Musicien phare du mouvement saturationniste aux côtés de Franck Bedrossian (né en 1971), Raphaël Cendo (né en 1975) fit une entrée fracassante sur la scène musicale, bien que la confrontation avec la grande forme l’amenât à infléchir quelque peu son langage. Registre de lumières, pièce de grande ampleur pour chœur, ensemble instrumental et électronique créée lors du festival Manifeste 2014, attestait de cette capacité à jongler en virtuose des sons saturés et transitoires avec un réel sens de la dramaturgie. Si Denkklänge («Pensée-son»), sa première commande d’Etat, ne convainc pas totalement, c’est qu’à la durée se greffe ici la problématique du grand orchestre. Passées les premières minutes – véritable concentré d’énergie brute qui voit les archets frotter les cymbales et un petit arsenal de percussions insolites en action – où la musique semble perforer le silence, la panoplie des modes de jeu finit par tourner à vide faute d’une réelle directivité. Aussi l’attention est-elle accaparée ici par une cadence (assez savoureuse au demeurant) du tuba, ailleurs par les clusters du piano ou par telle percussion, sans qu’on échappe à une certaine gratuité des effets. Raphaël Cendo possède des opus plus accomplis à son catalogue.

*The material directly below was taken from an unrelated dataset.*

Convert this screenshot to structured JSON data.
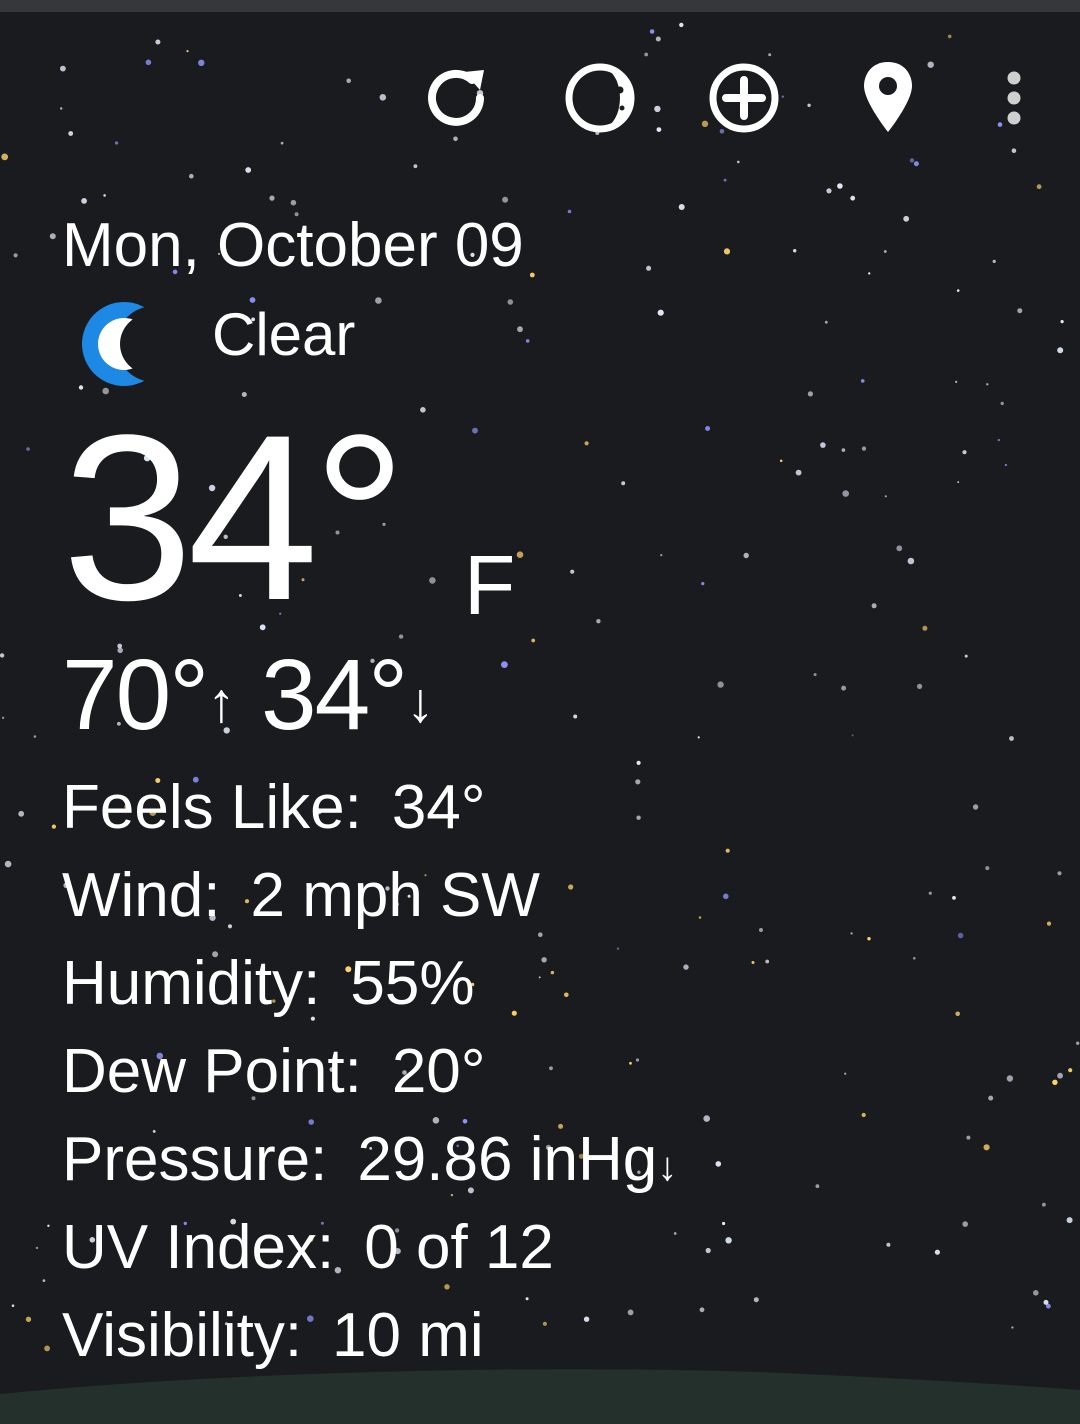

Graal Théâtre (1994), concerto pour violon d’après le livre éponyme de Jacques Roubaud, n’a pas été sans causer quelques difficultés à Kaija Saariaho tant le poids de la tradition pouvait se montrer étouffant... avant d’être pleinement assumé: la partie soliste regorge de traits convulsifs, d’effets qu’on croirait extraits d’un Caprice de Paganini ou d’un concerto de Bartók, mais ils mettent étrangement de côté tout pizzicato afin de promouvoir la variété des coups d’archet. L’œuvre finit comme elle a commencé: chatoiement (triangle) des percussions et solo de violon sollicitant les harmoniques aigus. Faut-il voir une influence de Lutoslawski? Découpée en deux mouvements (Delicato et Impetuoso), la forme rappelle fortement le fameux «Hésitant» – «Direct» institué par le maître polonais (dont l’influence fut notable sur Esa-Pekka Salonen et Magnus Lindberg) dans sa dernière période, même si Graal Théâtre gagnerait à resserrer sa durée. Les relais motiviques entre les pupitres comme l’orchestration toujours enveloppante dégagent une forte sensualité, que Jennifer Koh assume à fleur d’archet.

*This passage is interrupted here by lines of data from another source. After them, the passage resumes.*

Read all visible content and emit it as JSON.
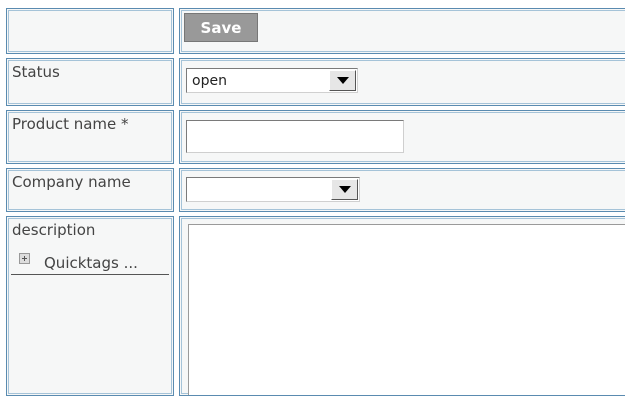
{
  "toolbar": {
    "save_label": "Save"
  },
  "fields": {
    "status": {
      "label": "Status",
      "value": "open"
    },
    "product_name": {
      "label": "Product name *",
      "value": ""
    },
    "company_name": {
      "label": "Company name",
      "value": ""
    },
    "description": {
      "label": "description",
      "quicktags_label": "Quicktags ..."
    }
  },
  "colors": {
    "border": "#5a8bb0",
    "button": "#999999",
    "cell_bg": "#f6f7f7"
  }
}
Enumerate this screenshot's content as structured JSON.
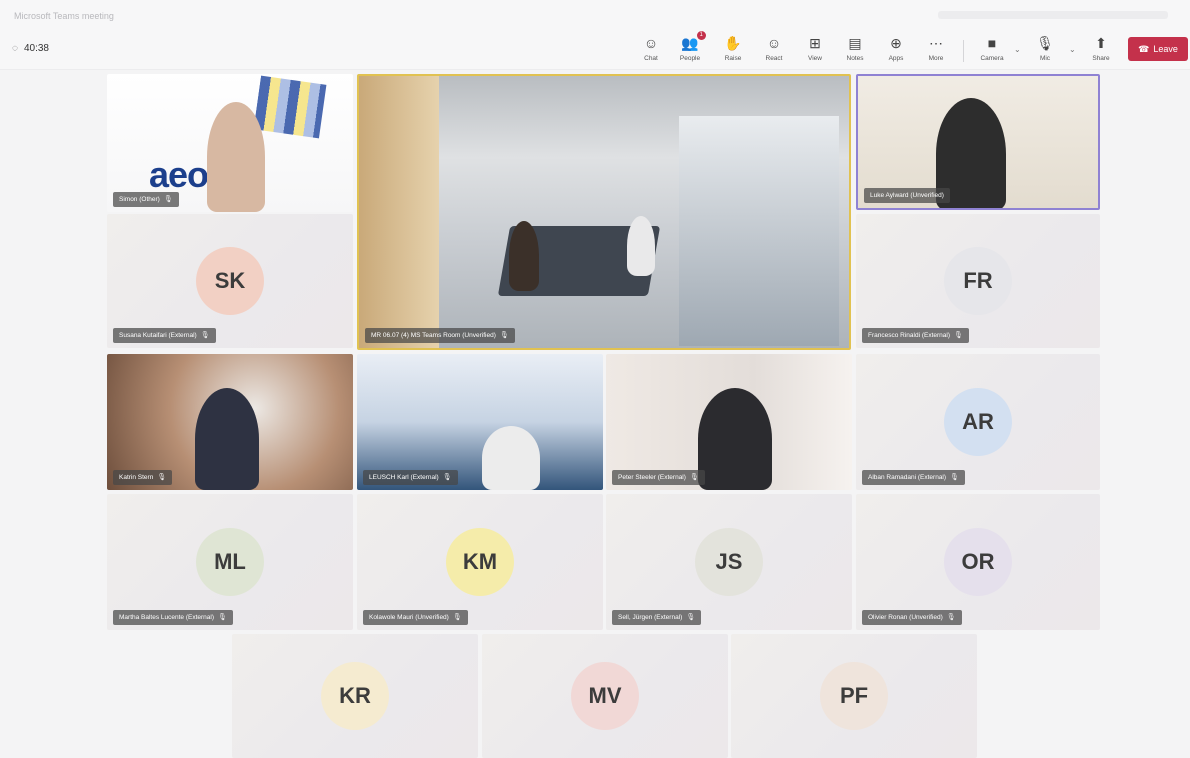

Le concert se refermait en beauté avec les Adriana Songs (2006), issues du deuxième opéra de Saariaho, Adriana Mater. Le très beau texte d’Amin Maalouf nous plonge dans les affres de la maternité avant un final d’une rédemption toute mahlérienne. On y trouve la compositrice à son meilleur, maîtresse de ses sortilèges, et tissant une trame orchestrale d’une infinie délicatesse quoique sans préciosité sous le souple arioso de la chanteuse. Nora Gubisch est, quant à elle, dans son «Jardin d’automne» (titre de la première pièce) grâce à sa diction incarnée et son timbre chaud. N’étaient quelques mélismes orientalisant, la ligne vocale avoisine le débit parlé, avec une rythmique qui respecte la prosodie. Faisant suite à un interlude instrumental en demi-teinte, l’ultime pièce, «La Vie retrouvée», exacerbe les conflits (comme dans les Altenberg-Lieder de Berg) avant un épilogue envoûtant. Difficile, pour les musiciens de l’Orchestre philharmonique de Radio France dirigé par le fiable Dima Slobodeniouk, de ne pas tomber eux-mêmes sous le charme de ce qu’ils sont en train de jouer.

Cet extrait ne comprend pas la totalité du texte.